To make it easy to create a large number of time-series graphs, it's helpful to write a few of functions:

## functions to make plotting easy
easyplot <- function( xx , yy , pch , main , ylim , ylab , yseq ) {
plot( xx , yy , type = "b" , axes = FALSE , pch = pch , main = main ,
xlim = c(2000,2016) , xlab = "" , ylim = ylim , ylab = ylab )
axis( 1 , at = seq(2000,2016,2) )
axis( 2 , at = yseq , pos = 2000 )
}
easypoints <- function( xx , yy , pch ) {
points( xx , yy , type = "b" , pch = pch )
}

Then we plot each group of states over time:

## plot the "high" minimum wage states
easyplot( xx = HiMinWageTbl\$year , yy = HiMinWageTbl\$emp_rate,
pch="H" , main = "Employment Rate by Minimum Wage",
ylab = "Employment Rate" , ylim = c(56,66) , yseq = seq(56,66,2) )
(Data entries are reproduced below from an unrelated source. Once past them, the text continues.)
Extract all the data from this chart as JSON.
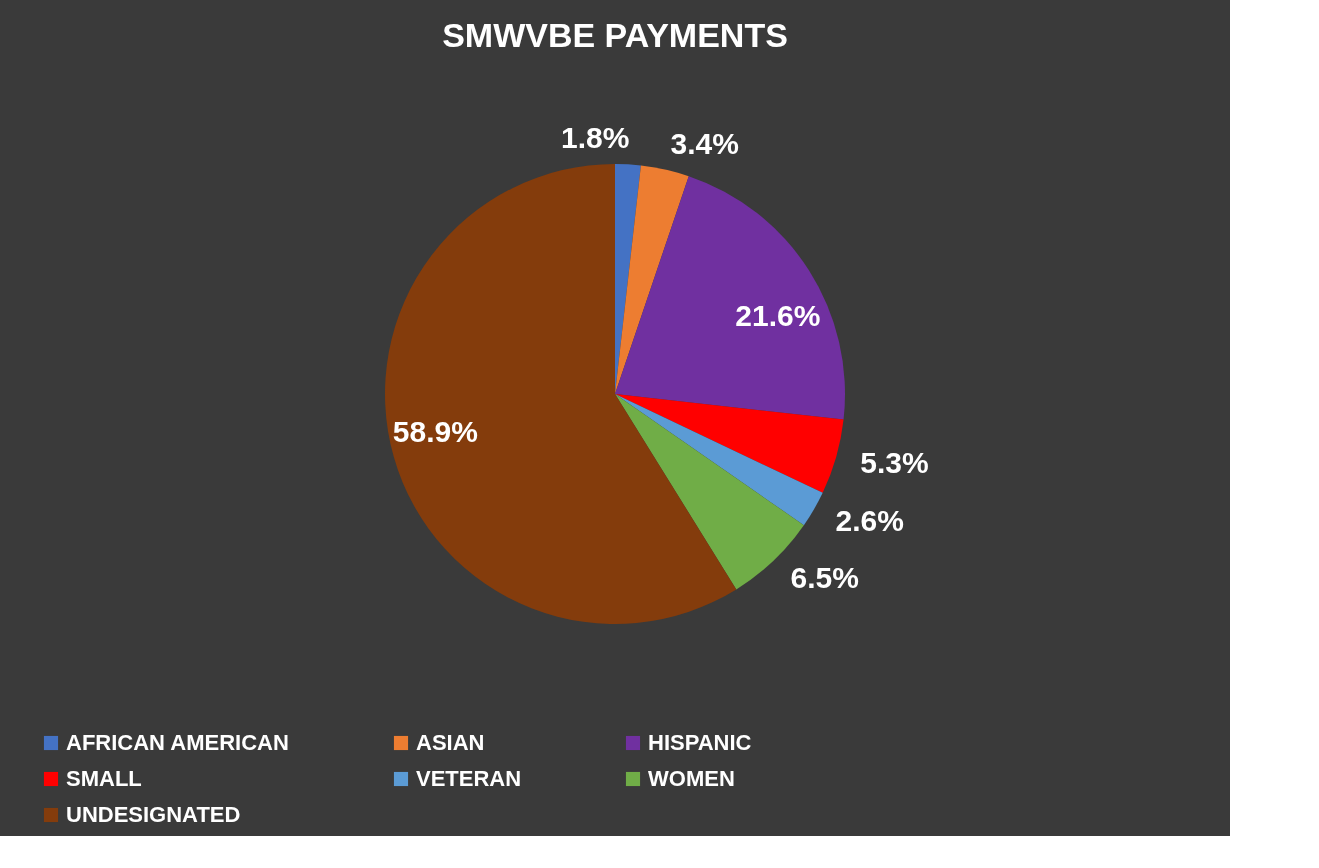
{
  "chart_data": {
    "type": "pie",
    "title": "SMWVBE  PAYMENTS",
    "categories": [
      "AFRICAN AMERICAN",
      "ASIAN",
      "HISPANIC",
      "SMALL",
      "VETERAN",
      "WOMEN",
      "UNDESIGNATED"
    ],
    "values": [
      1.8,
      3.4,
      21.6,
      5.3,
      2.6,
      6.5,
      58.9
    ],
    "value_labels": [
      "1.8%",
      "3.4%",
      "21.6%",
      "5.3%",
      "2.6%",
      "6.5%",
      "58.9%"
    ],
    "colors": [
      "#4472c4",
      "#ed7d31",
      "#7030a0",
      "#ff0000",
      "#5b9bd5",
      "#70ad47",
      "#843c0c"
    ],
    "legend": "bottom"
  }
}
## add the "medium" and "low" minimum wage states
easypoints( xx = MdMinWageTbl\$year , yy = MdMinWageTbl\$emp_rate , pch="M")
easypoints( xx = LoMinWageTbl\$year , yy = LoMinWageTbl\$emp_rate , pch="L")

## add legend to the plot
legend("bottomleft", lwd=c(1,1,1), inset=0.075, pch=c("H","M","L"),
legend = c("\"high\" min. wage states", "\"medium\" min. wage states",
"\"low\" min. wage states"))

More detailed examples can be found in the R script that I wrote for this analysis.

In our discussion of regression, we will show that the positive correlation between state minimum wage rates and employment rates remains even after controlling for the effect of other variables, such as inflation, average annual pay and state and year fixed effects.